Rachael Prasher, Managing Director of What Car?, said that there were indications that the resurgence in buying behaviour would continue in the coming months: “While the outlook remains incredibly uncertain, our independent polling of more than 6400 in-market buyers in June found one-in-five were looking to purchase a new vehicle in the next four weeks, another 26% said they were aiming to purchase in the next three months.
“Hopefully we will continue to see registrations rise in the coming months, and particularly for the crucial 70-plate change in September.”
Alex Buttle, director of comparison site Motorway.co.uk, said that, despite the uptick in sales, the industry still needed support from the government: “For now, the sector deserves to breathe a collective sigh of relief that disastrous numbers are in the past, but the hard work starts now and the industry must continue to lean on the Government for the specific support it needs.
“The Prime Minister should also take note of strong growth in electric car sales with new full electric (non-hybrid) registrations over 8,000 in July, which compares favourably with January (4,054) and February (2,508) numbers, pre-Covid.
“If there was ever a time for Boris to show more support for the electric switchover, and better incentivise people to switch to electric, it’s now. With buying confidence low, many consumers need more reasons beyond environmental ones to buy a new greener vehicle at the moment.”
Karen Hilton, chief commercial officer at heycar, said that there could be an increase in online buying behaviour: “As has been witnessed in every other part of life, the rapid increase in digital first activity has spread into car buying – and offers massive opportunities for dealers looking to continue this road to recovery.

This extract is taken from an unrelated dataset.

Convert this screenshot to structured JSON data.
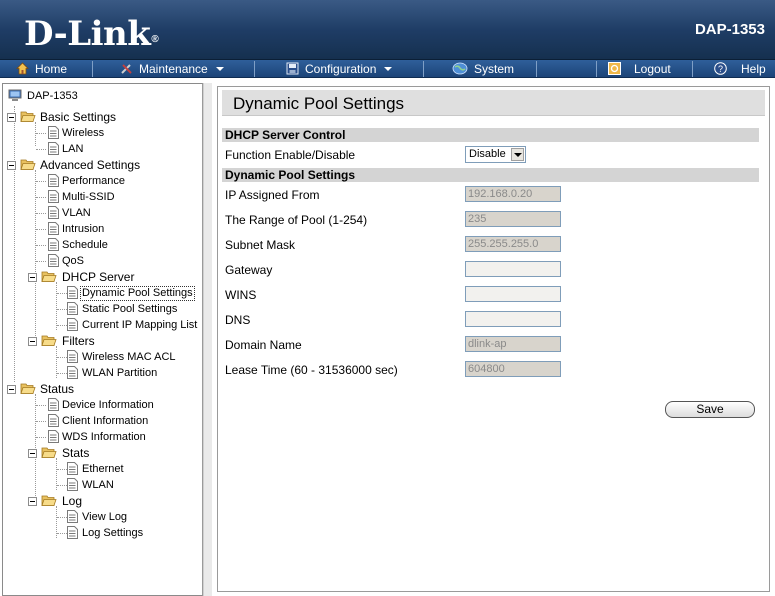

“Online research we commissioned with YouGov revealed that almost one in 10 of the British population who own a car are now more likely to buy a car online than before the pandemic, with over one in five admitting they’d buy a car online without ever seeing it in person.
“This adoption of a full online research and preparation phase for car buyers would never have accelerated so quickly had it not been for the pandemic. However, it’s behaviour that’s here to stay and dealers need to respond to grow their sales again.”